Still asked Ed and Nicolas, his older and younger brothers respectively, to follow him to Southampton but personal reasons meant the timing was tricky. He sounded out Marshall Munetsi, the Wolves midfielder with whom he worked at Reims, to get his take on St Mary’s. Still has coached several Premier League stars including Abdukodir Khusanov and Kevin Danso at Lens, but none more high profile than Ekitiké, Liverpool’s £79m summer signing. “I think going to PSG [in 2022-23] actually helped him massively … because he was a star in Reims, but he wasn’t a star in PSG. And he grew up, he was a boy and turned into a teenager and then turned into a sort of young adult. He’s so sharp; he sees the goal when no one else sees it.”

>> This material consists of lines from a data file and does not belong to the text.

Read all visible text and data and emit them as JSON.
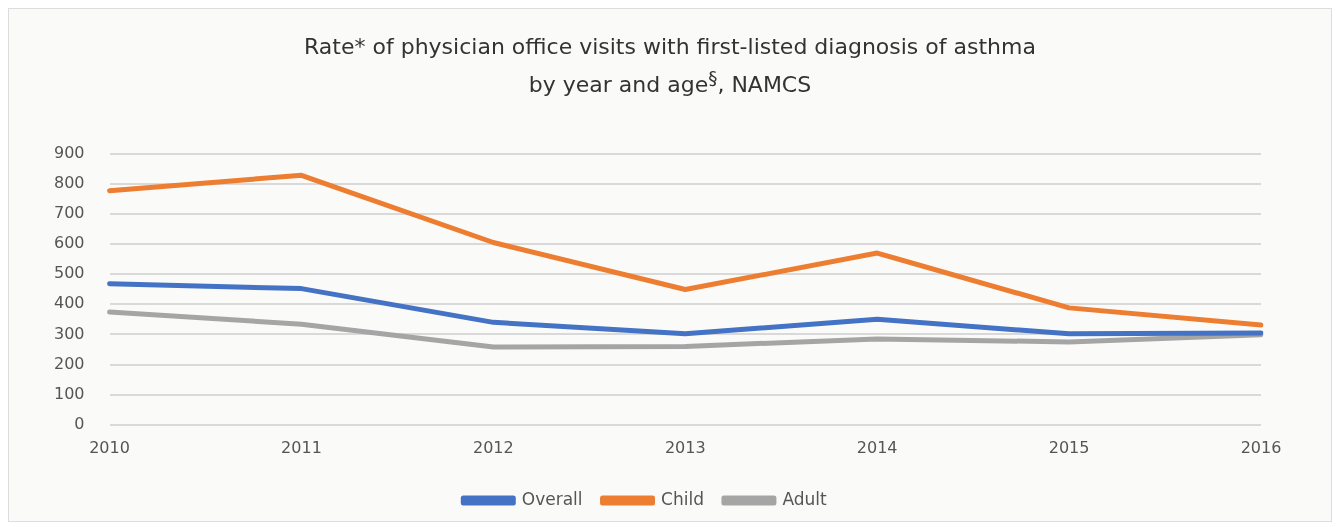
{
  "chart_data": {
    "type": "line",
    "title": "Rate* of physician office visits with first-listed diagnosis of asthma\nby year and age$^{§}$, NAMCS",
    "categories": [
      "2010",
      "2011",
      "2012",
      "2013",
      "2014",
      "2015",
      "2016"
    ],
    "series": [
      {
        "name": "Overall",
        "color": "#4472c4",
        "values": [
          468,
          452,
          340,
          302,
          350,
          302,
          305
        ]
      },
      {
        "name": "Child",
        "color": "#ed7d31",
        "values": [
          777,
          828,
          605,
          449,
          570,
          388,
          331
        ]
      },
      {
        "name": "Adult",
        "color": "#a5a5a5",
        "values": [
          374,
          334,
          258,
          260,
          285,
          275,
          299
        ]
      }
    ],
    "ylim": [
      0,
      900
    ],
    "yticks": [
      0,
      100,
      200,
      300,
      400,
      500,
      600,
      700,
      800,
      900
    ],
    "grid": "y",
    "legend": "bottom",
    "marker": "none",
    "line_style": "solid"
  }
}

For all parties, it is a fresh start but Still acknowledges there is unlikely to be much letup in a division famous for its punishing schedule. So, how does he switch off? “This is the one thing that the French never understood: watching cricket,” he says, smiling. Still bowled for Belgium’s under-16s, for whom Ed also played – “I mean, we were all expats” – and, detailing summer trips to Lord’s and Trent Bridge, tells how the sport takes him to a different place.
“We played Gillingham and Valenciennes [in pre-season] and on the Sunday we had a day off and it was like: ‘Em, shall we go and watch some village cricket?’ So we packed some food, sat on a bench and watched village cricket, up in St Albans. It was crap … but that’s one thing I’ve discovered does actually stop the brain thinking too much. I love cricket, even watching it on TV. But cricket only goes on until about September, so then I’m struggling a bit.”